Jan
7
The list is long as I get caught up on the surfing I didn’t do over the holidays, so I’ve broken it in two.
- Five tests for newspaper blogs. Martin Stabe passes along an oh-so-practical short test for newspaper blogging. Short-form: if it doesn’t add anything and you don’t give reporters the time to do it, kill the idea.
- Press Freedom Round-up 2006. The subhead at the Reporters Without Borders site tells the tale: The deadliest year since 1994.
- Swamis Predict More Media Shifting in ‘07. Mark Glaser has an entertaining round-up on some media-related predictions — none of them startling — for the year.
- PEJ to Launch the News Coverage Index. An interesting initiative from the Project for Excellence in Journalism: tracking what’s being covered, and not being covered, and regularly reporting on what the press is doing, and how well it reflects the interests of the public.
- A ‘good enough’ replacement for journalism? Steve Yelvington ponders a lesson from the early days of the internet and what it means for journalism. He also suggests that we in media-related fields may be asking the wrong question.

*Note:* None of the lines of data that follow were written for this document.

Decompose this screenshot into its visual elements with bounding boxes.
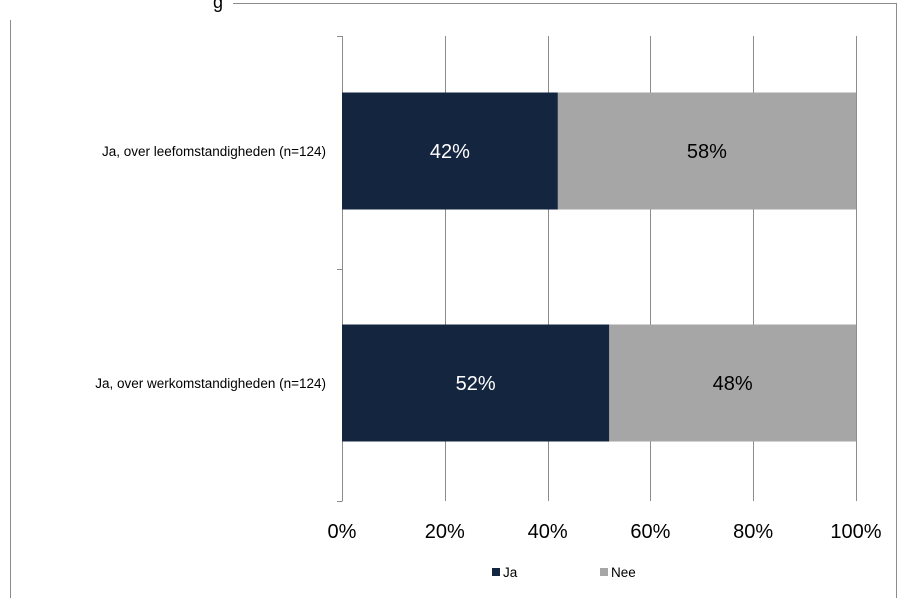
x-tick-label: 40% [528, 521, 568, 543]
x-tick-label: 80% [733, 521, 773, 543]
legend-label: Nee [611, 565, 636, 580]
category-labels: Ja, over leefomstandigheden (n=124) Ja, o… [95, 144, 326, 391]
value-label: 48% [713, 373, 753, 395]
bars [342, 92, 856, 442]
bar-nee [609, 324, 856, 442]
value-label: 52% [456, 373, 496, 395]
x-tick-label: 100% [830, 521, 881, 543]
x-tick-label: 0% [328, 521, 357, 543]
title-fragment: g [213, 0, 223, 12]
legend: Ja Nee [492, 565, 636, 580]
category-axis [337, 36, 343, 502]
legend-swatch-nee [600, 568, 608, 576]
bar-ja [342, 324, 610, 442]
bar-nee [557, 92, 856, 210]
x-tick-labels: 0% 20% 40% 60% 80% 100% [328, 521, 882, 543]
value-labels: 42% 58% 52% 48% [430, 141, 753, 395]
value-label: 58% [687, 141, 727, 163]
legend-label: Ja [503, 565, 518, 580]
x-tick-label: 20% [425, 521, 465, 543]
legend-swatch-ja [492, 568, 500, 576]
value-label: 42% [430, 141, 470, 163]
category-label: Ja, over leefomstandigheden (n=124) [102, 144, 326, 159]
x-tick-label: 60% [630, 521, 670, 543]
bar-ja [342, 92, 558, 210]
category-label: Ja, over werkomstandigheden (n=124) [95, 376, 326, 391]
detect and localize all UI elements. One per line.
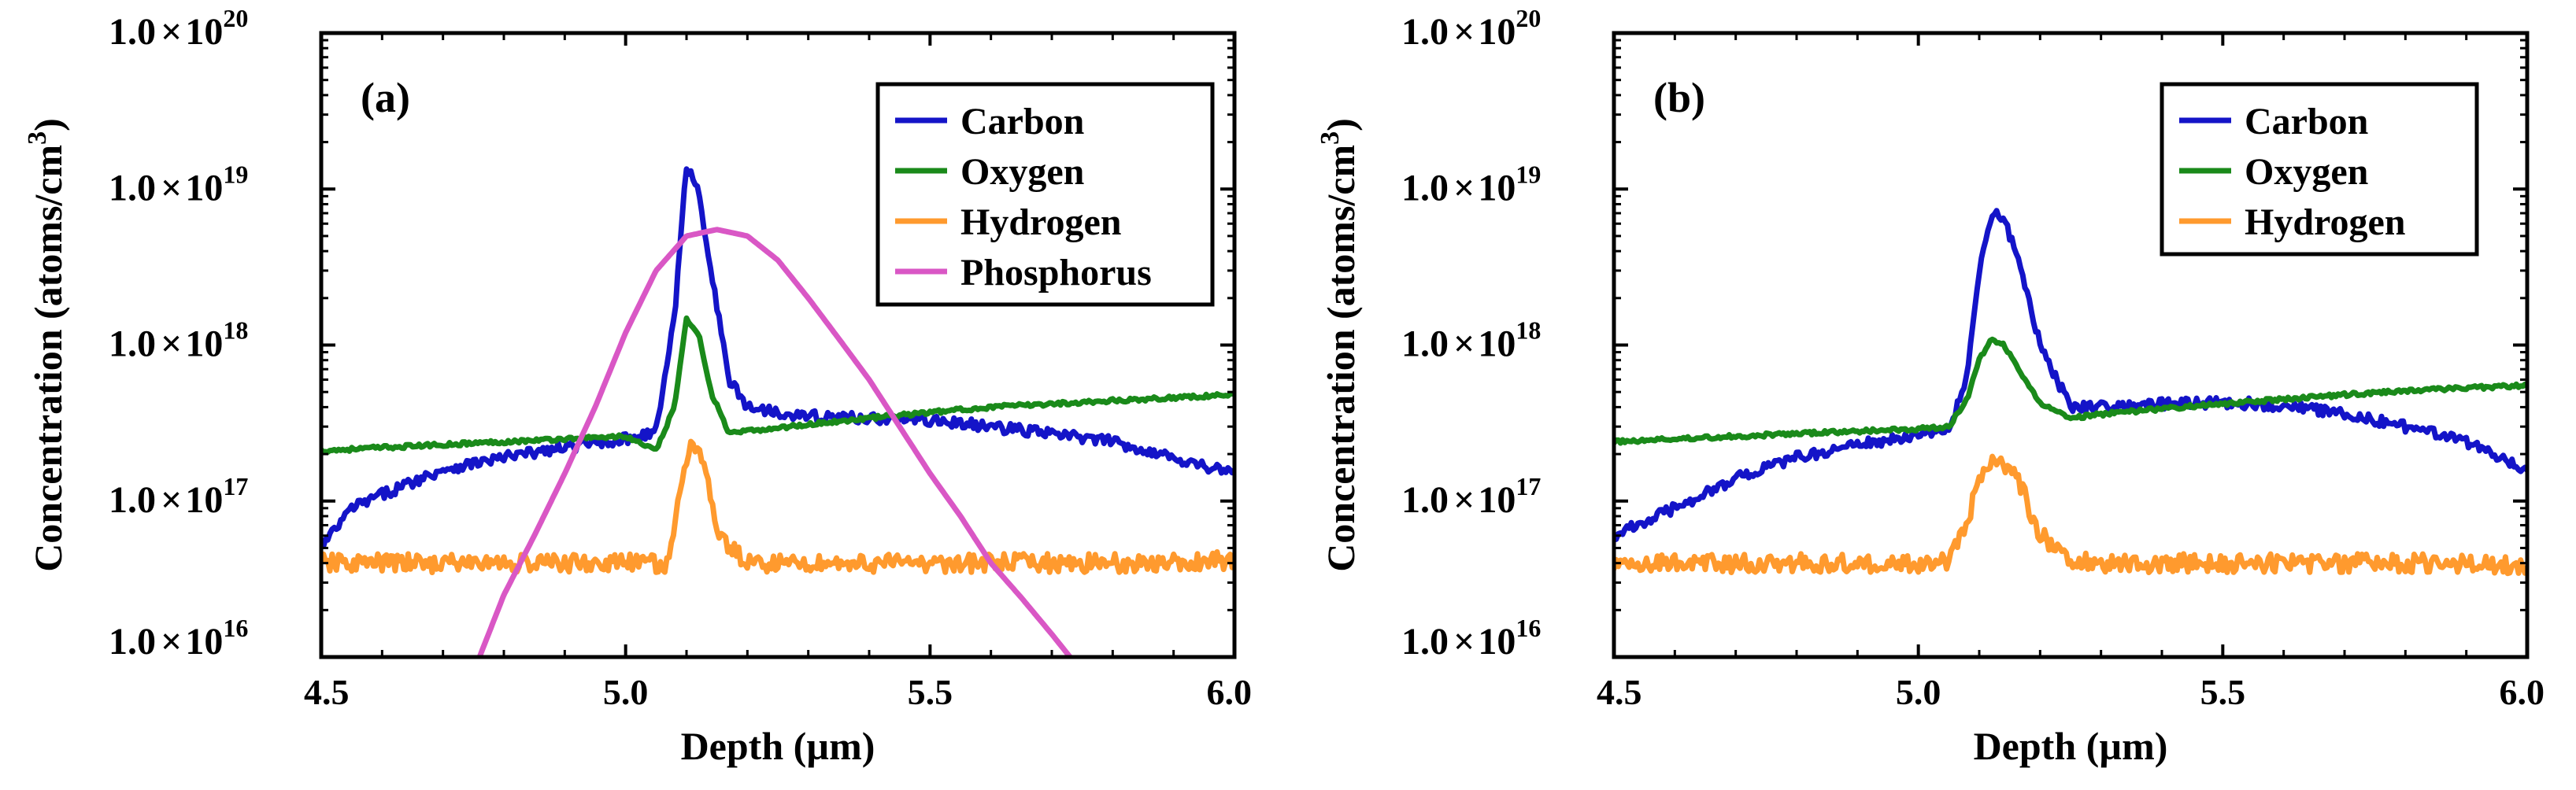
y-tick-times: × [1453, 621, 1475, 663]
x-tick-label: 4.5 [304, 672, 350, 712]
y-tick-mantissa: 1.0 [1401, 479, 1449, 521]
y-tick-times: × [1453, 323, 1475, 365]
y-tick-label: 1.0 ×1020 [109, 4, 248, 53]
y-tick-exponent: 19 [223, 160, 248, 188]
y-axis-label-main: Concentration (atoms/cm [1319, 145, 1363, 572]
y-tick-base: 10 [1478, 621, 1516, 663]
y-tick-base: 10 [185, 621, 223, 663]
panel-label: (a) [361, 74, 410, 121]
y-tick-mantissa: 1.0 [1401, 11, 1449, 53]
legend-label-carbon: Carbon [960, 101, 1084, 142]
y-tick-label: 1.0 ×1017 [1401, 472, 1541, 521]
legend-label-phosphorus: Phosphorus [960, 252, 1152, 293]
legend-label-oxygen: Oxygen [2245, 151, 2368, 193]
y-tick-exponent: 16 [1516, 614, 1541, 642]
y-tick-base: 10 [185, 167, 223, 209]
y-tick-exponent: 16 [223, 614, 248, 642]
x-tick-label: 6.0 [2500, 672, 2545, 712]
y-tick-label: 1.0 ×1019 [1401, 160, 1541, 209]
y-axis-label-sup: 3 [23, 131, 52, 145]
y-tick-exponent: 18 [223, 316, 248, 345]
y-tick-label: 1.0 ×1016 [109, 614, 248, 663]
legend-label-hydrogen: Hydrogen [960, 201, 1121, 243]
y-tick-mantissa: 1.0 [109, 621, 156, 663]
y-tick-times: × [161, 167, 182, 209]
y-tick-times: × [161, 323, 182, 365]
y-tick-exponent: 20 [1516, 4, 1541, 32]
y-tick-times: × [161, 11, 182, 53]
legend: Carbon Oxygen Hydrogen Phosphorus [875, 82, 1215, 307]
x-tick-label: 5.5 [908, 672, 953, 712]
series-line-hydrogen [1614, 453, 2527, 577]
legend-label-carbon: Carbon [2245, 101, 2368, 142]
series-group [321, 166, 1234, 657]
series-line-phosphorus [476, 227, 1073, 657]
y-tick-base: 10 [1478, 479, 1516, 521]
y-axis-label-close: ) [26, 118, 70, 131]
y-tick-base: 10 [1478, 323, 1516, 365]
y-tick-mantissa: 1.0 [109, 167, 156, 209]
y-tick-exponent: 19 [1516, 160, 1541, 188]
y-tick-mantissa: 1.0 [109, 11, 156, 53]
y-tick-label: 1.0 ×1019 [109, 160, 248, 209]
y-tick-base: 10 [1478, 167, 1516, 209]
y-tick-times: × [161, 479, 182, 521]
y-tick-exponent: 20 [223, 4, 248, 32]
y-tick-label: 1.0 ×1017 [109, 472, 248, 521]
y-tick-exponent: 18 [1516, 316, 1541, 345]
y-axis-label-main: Concentration (atoms/cm [26, 145, 70, 572]
y-tick-label: 1.0 ×1018 [109, 316, 248, 365]
y-tick-times: × [1453, 167, 1475, 209]
y-tick-base: 10 [185, 479, 223, 521]
y-tick-exponent: 17 [1516, 472, 1541, 500]
y-tick-label: 1.0 ×1018 [1401, 316, 1541, 365]
y-tick-mantissa: 1.0 [1401, 167, 1449, 209]
y-tick-times: × [1453, 479, 1475, 521]
series-line-hydrogen [321, 438, 1234, 575]
legend-label-hydrogen: Hydrogen [2245, 201, 2405, 243]
series-line-oxygen [1614, 336, 2527, 446]
x-tick-label: 5.5 [2200, 672, 2246, 712]
y-tick-times: × [161, 621, 182, 663]
y-tick-mantissa: 1.0 [1401, 323, 1449, 365]
y-tick-mantissa: 1.0 [109, 479, 156, 521]
y-axis-label-sup: 3 [1316, 131, 1345, 145]
series-line-carbon [1614, 208, 2527, 543]
y-tick-label: 1.0 ×1016 [1401, 614, 1541, 663]
y-tick-mantissa: 1.0 [109, 323, 156, 365]
series-line-oxygen [321, 315, 1234, 456]
x-tick-label: 5.0 [1896, 672, 1941, 712]
series-group [1614, 208, 2527, 577]
y-tick-base: 10 [185, 323, 223, 365]
series-line-carbon [321, 166, 1234, 549]
y-tick-base: 10 [1478, 11, 1516, 53]
x-tick-label: 5.0 [603, 672, 649, 712]
y-axis-label-close: ) [1319, 118, 1363, 131]
y-tick-mantissa: 1.0 [1401, 621, 1449, 663]
x-tick-label: 4.5 [1597, 672, 1642, 712]
panel-label: (b) [1653, 74, 1705, 121]
legend: Carbon Oxygen Hydrogen [2160, 82, 2479, 257]
legend-label-oxygen: Oxygen [960, 151, 1084, 193]
y-axis-label: Concentration (atoms/cm3) [23, 118, 70, 572]
y-tick-label: 1.0 ×1020 [1401, 4, 1541, 53]
y-tick-base: 10 [185, 11, 223, 53]
y-tick-times: × [1453, 11, 1475, 53]
x-tick-label: 6.0 [1207, 672, 1253, 712]
x-axis-label: Depth (µm) [681, 724, 875, 768]
x-axis-label: Depth (µm) [1974, 724, 2168, 768]
y-tick-exponent: 17 [223, 472, 248, 500]
y-axis-label: Concentration (atoms/cm3) [1316, 118, 1363, 572]
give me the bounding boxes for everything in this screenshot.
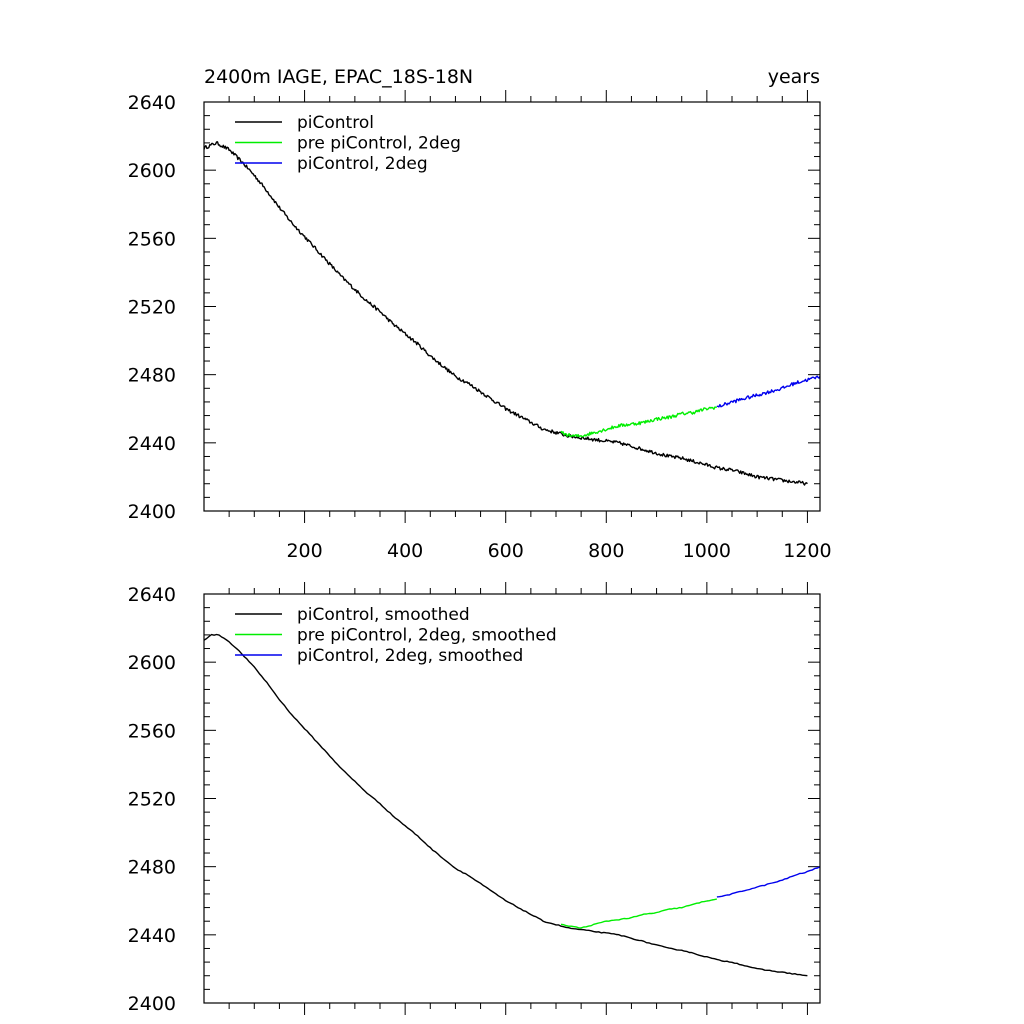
x-units-label: years	[768, 66, 820, 88]
legend-label: piControl	[297, 113, 374, 133]
y-tick-label: 2560	[128, 228, 176, 250]
y-tick-label: 2560	[128, 720, 176, 742]
x-tick-label: 1000	[683, 540, 731, 562]
x-tick-label: 1200	[783, 540, 831, 562]
x-tick-label: 600	[488, 540, 524, 562]
series-line	[560, 406, 718, 438]
series-line	[716, 866, 821, 898]
series-line	[203, 141, 808, 486]
series-line	[560, 898, 718, 929]
plot-frame	[203, 101, 821, 512]
x-tick-label: 200	[286, 540, 322, 562]
legend-label: piControl, smoothed	[297, 605, 470, 625]
bottom-panel: 2400 2440 2480 2520 2560 2600 2640 piControl, …	[128, 582, 821, 1015]
tick-labels: 2400 2440 2480 2520 2560 2600 2640 200 400 600 800…	[128, 92, 832, 562]
legend-label: pre piControl, 2deg, smoothed	[297, 626, 557, 646]
y-tick-label: 2600	[128, 160, 176, 182]
panel-title: 2400m IAGE, EPAC_18S-18N	[204, 66, 473, 88]
series-line	[716, 375, 821, 408]
y-tick-label: 2400	[128, 993, 176, 1015]
series-lines	[203, 633, 821, 977]
y-tick-label: 2480	[128, 857, 176, 879]
y-tick-label: 2440	[128, 925, 176, 947]
tick-marks	[204, 582, 820, 1015]
y-tick-label: 2480	[128, 365, 176, 387]
series-lines	[203, 141, 821, 486]
x-tick-label: 800	[588, 540, 624, 562]
tick-labels: 2400 2440 2480 2520 2560 2600 2640	[128, 584, 176, 1015]
legend-label: piControl, 2deg, smoothed	[297, 646, 523, 666]
x-tick-label: 400	[387, 540, 423, 562]
y-tick-label: 2440	[128, 433, 176, 455]
y-tick-label: 2520	[128, 297, 176, 319]
plot-frame	[203, 593, 821, 1004]
legend-label: pre piControl, 2deg	[297, 134, 461, 154]
y-tick-label: 2400	[128, 501, 176, 523]
y-tick-label: 2640	[128, 92, 176, 114]
series-line	[203, 633, 808, 977]
legend-label: piControl, 2deg	[297, 154, 428, 174]
y-tick-label: 2520	[128, 789, 176, 811]
y-tick-label: 2640	[128, 584, 176, 606]
top-panel: 2400m IAGE, EPAC_18S-18N years 240024402…	[128, 66, 832, 562]
y-tick-label: 2600	[128, 652, 176, 674]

- Reflections of a newsosaur. Alan Mutter is one of the best media bloggers when it comes to digging into, and putting context to, the financial numbers. His last four posts, Size Does Matter, Feet on the Street in Philly, Shaken but not Stirred, and Vaporized: $13.5B in news stock value, give a depressing view of what’s happening to the newspaper industry. If you haven’t already done so, bookmark this guy.